Asco’s artworks move between fashion, rock, gangster, and Hollywood imagery. Although they were only briefly staged, photographs of their actions by Harry Gamboa Jr were then posted to friends, press contacts, and art and cinema professionals. Working outside the gallery and museum system, Asco experimented with different ways of occupying public space and disseminating their work.
In Asshole Mural, 1975, Asco’s four core members pose next to the opening of a large concrete drainpipe on a rocky LA hillside, dressed as film stars or dandyish businessman. Asco again combine glamour and disgust, fiction, and reality, in a single memorable image.
All profits raised from the sale of this limited-edition work support Nottingham Contemporary’s free programme of exhibitions, educational activities and research programmes.
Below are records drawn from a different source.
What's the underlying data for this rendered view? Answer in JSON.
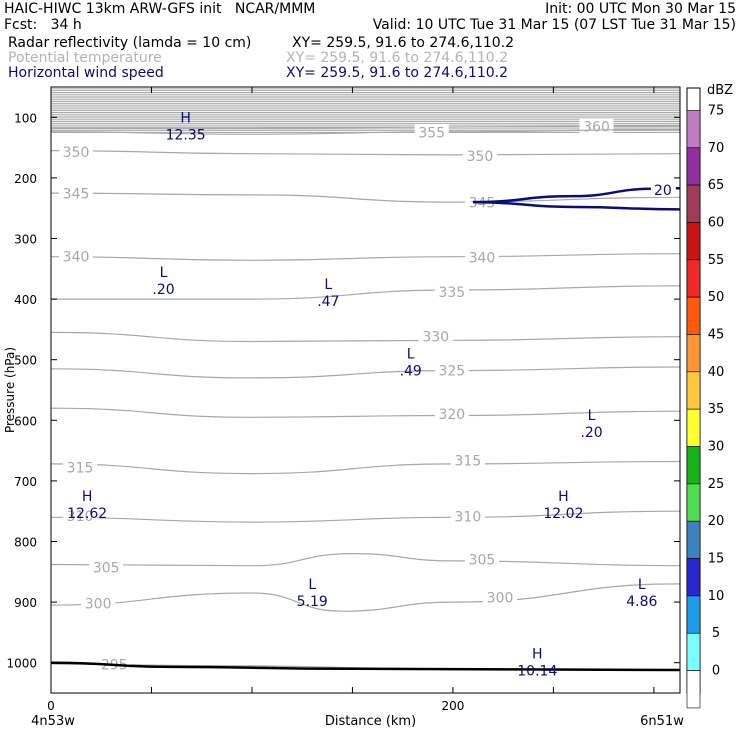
{
  "header": {
    "line1_left": "HAIC-HIWC 13km ARW-GFS init   NCAR/MMM",
    "line1_right": "Init: 00 UTC Mon 30 Mar 15",
    "line2_left": "Fcst:   34 h",
    "line2_right": "Valid: 10 UTC Tue 31 Mar 15 (07 LST Tue 31 Mar 15)",
    "fields": [
      {
        "name": "Radar reflectivity (lamda = 10 cm)",
        "xy": "XY= 259.5, 91.6 to 274.6,110.2",
        "color": "#000000"
      },
      {
        "name": "Potential temperature",
        "xy": "XY= 259.5, 91.6 to 274.6,110.2",
        "color": "#b4b4b4"
      },
      {
        "name": "Horizontal wind speed",
        "xy": "XY= 259.5, 91.6 to 274.6,110.2",
        "color": "#0c0c78"
      }
    ]
  },
  "chart_data": {
    "type": "cross-section contour",
    "xlabel": "Distance (km)",
    "ylabel": "Pressure (hPa)",
    "xlim": [
      0,
      313
    ],
    "ylim": [
      1050,
      50
    ],
    "x_ticks": [
      0,
      50,
      100,
      150,
      200,
      250,
      300
    ],
    "x_tick_labels": [
      "0",
      "",
      "",
      "",
      "200",
      "",
      ""
    ],
    "y_ticks": [
      100,
      200,
      300,
      400,
      500,
      600,
      700,
      800,
      900,
      1000
    ],
    "y_tick_labels": [
      "100",
      "200",
      "300",
      "400",
      "500",
      "600",
      "700",
      "800",
      "900",
      "1000"
    ],
    "x_endpoints": {
      "left": "4n53w",
      "right": "6n51w"
    },
    "theta_contours": [
      {
        "label": "360",
        "points": [
          [
            0,
            118
          ],
          [
            100,
            118
          ],
          [
            200,
            116
          ],
          [
            313,
            114
          ]
        ],
        "labels_at": [
          [
            262,
            115
          ]
        ]
      },
      {
        "label": "355",
        "points": [
          [
            0,
            124
          ],
          [
            100,
            128
          ],
          [
            200,
            124
          ],
          [
            313,
            120
          ]
        ],
        "labels_at": [
          [
            180,
            125
          ]
        ]
      },
      {
        "label": "350",
        "points": [
          [
            0,
            155
          ],
          [
            100,
            160
          ],
          [
            200,
            162
          ],
          [
            313,
            160
          ]
        ],
        "labels_at": [
          [
            3,
            157
          ],
          [
            204,
            164
          ]
        ]
      },
      {
        "label": "345",
        "points": [
          [
            0,
            225
          ],
          [
            100,
            228
          ],
          [
            200,
            240
          ],
          [
            313,
            232
          ]
        ],
        "labels_at": [
          [
            3,
            226
          ],
          [
            205,
            241
          ]
        ]
      },
      {
        "label": "340",
        "points": [
          [
            0,
            330
          ],
          [
            100,
            336
          ],
          [
            200,
            330
          ],
          [
            313,
            325
          ]
        ],
        "labels_at": [
          [
            3,
            330
          ],
          [
            205,
            331
          ]
        ]
      },
      {
        "label": "335",
        "points": [
          [
            0,
            400
          ],
          [
            100,
            400
          ],
          [
            200,
            385
          ],
          [
            313,
            378
          ]
        ],
        "labels_at": [
          [
            190,
            388
          ]
        ]
      },
      {
        "label": "330",
        "points": [
          [
            0,
            455
          ],
          [
            100,
            470
          ],
          [
            200,
            468
          ],
          [
            313,
            462
          ]
        ],
        "labels_at": [
          [
            182,
            462
          ]
        ]
      },
      {
        "label": "325",
        "points": [
          [
            0,
            515
          ],
          [
            100,
            530
          ],
          [
            200,
            518
          ],
          [
            313,
            512
          ]
        ],
        "labels_at": [
          [
            190,
            518
          ]
        ]
      },
      {
        "label": "320",
        "points": [
          [
            0,
            580
          ],
          [
            100,
            595
          ],
          [
            200,
            592
          ],
          [
            313,
            585
          ]
        ],
        "labels_at": [
          [
            190,
            590
          ]
        ]
      },
      {
        "label": "315",
        "points": [
          [
            0,
            672
          ],
          [
            100,
            688
          ],
          [
            200,
            672
          ],
          [
            313,
            668
          ]
        ],
        "labels_at": [
          [
            5,
            678
          ],
          [
            198,
            666
          ]
        ]
      },
      {
        "label": "310",
        "points": [
          [
            0,
            760
          ],
          [
            100,
            768
          ],
          [
            200,
            760
          ],
          [
            313,
            750
          ]
        ],
        "labels_at": [
          [
            5,
            758
          ],
          [
            198,
            759
          ]
        ]
      },
      {
        "label": "305",
        "points": [
          [
            0,
            838
          ],
          [
            100,
            840
          ],
          [
            150,
            820
          ],
          [
            200,
            832
          ],
          [
            313,
            840
          ]
        ],
        "labels_at": [
          [
            18,
            843
          ],
          [
            205,
            830
          ]
        ]
      },
      {
        "label": "300",
        "points": [
          [
            0,
            905
          ],
          [
            100,
            885
          ],
          [
            145,
            915
          ],
          [
            200,
            900
          ],
          [
            313,
            870
          ]
        ],
        "labels_at": [
          [
            14,
            902
          ],
          [
            214,
            892
          ]
        ]
      },
      {
        "label": "295",
        "points": [
          [
            0,
            1002
          ],
          [
            80,
            1005
          ],
          [
            200,
            1010
          ],
          [
            313,
            1012
          ]
        ],
        "labels_at": [
          [
            22,
            1003
          ]
        ]
      }
    ],
    "wind_contours": [
      {
        "label": "20",
        "points": [
          [
            210,
            240
          ],
          [
            260,
            230
          ],
          [
            300,
            218
          ],
          [
            313,
            217
          ]
        ],
        "labels_at": [
          [
            300,
            220
          ]
        ]
      },
      {
        "label": "",
        "points": [
          [
            210,
            240
          ],
          [
            260,
            248
          ],
          [
            313,
            252
          ]
        ],
        "labels_at": []
      }
    ],
    "terrain": {
      "points": [
        [
          0,
          1000
        ],
        [
          60,
          1007
        ],
        [
          150,
          1010
        ],
        [
          313,
          1012
        ]
      ]
    },
    "extrema": [
      {
        "type": "H",
        "value": "12.35",
        "x": 67,
        "y": 115
      },
      {
        "type": "L",
        "value": ".20",
        "x": 56,
        "y": 370
      },
      {
        "type": "L",
        "value": ".47",
        "x": 138,
        "y": 390
      },
      {
        "type": "L",
        "value": ".49",
        "x": 179,
        "y": 505
      },
      {
        "type": "L",
        "value": ".20",
        "x": 269,
        "y": 606
      },
      {
        "type": "H",
        "value": "12.62",
        "x": 18,
        "y": 740
      },
      {
        "type": "H",
        "value": "12.02",
        "x": 255,
        "y": 740
      },
      {
        "type": "L",
        "value": "5.19",
        "x": 130,
        "y": 885
      },
      {
        "type": "L",
        "value": "4.86",
        "x": 294,
        "y": 885
      },
      {
        "type": "H",
        "value": "10.14",
        "x": 242,
        "y": 1000
      }
    ],
    "shaded_top": [
      50,
      125
    ]
  },
  "colorbar": {
    "unit": "dBZ",
    "levels": [
      "75",
      "70",
      "65",
      "60",
      "55",
      "50",
      "45",
      "40",
      "35",
      "30",
      "25",
      "20",
      "15",
      "10",
      "5",
      "0"
    ],
    "colors": [
      "#c07cc0",
      "#9030a0",
      "#a03c5a",
      "#c81414",
      "#f02828",
      "#ff5a0a",
      "#ff9632",
      "#ffc83c",
      "#ffff32",
      "#14b414",
      "#50dc50",
      "#3c82be",
      "#2828d2",
      "#1e9be6",
      "#78ffff",
      "#ffffff"
    ]
  }
}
Asco were formed in the early 1970s by four Chicano artists - Harry Gamboa Jr, Gronk, Willie F. Herrón III and Patssi Valdez - who met in high school in East LA, the centre of Los Angeles’s Mexican American community. They emerged from the Chicano civil rights movement of the late 60s and early 70s, which fought labour exploitation, the Vietnam draft, police brutality, and other forms of discrimination and deprivation.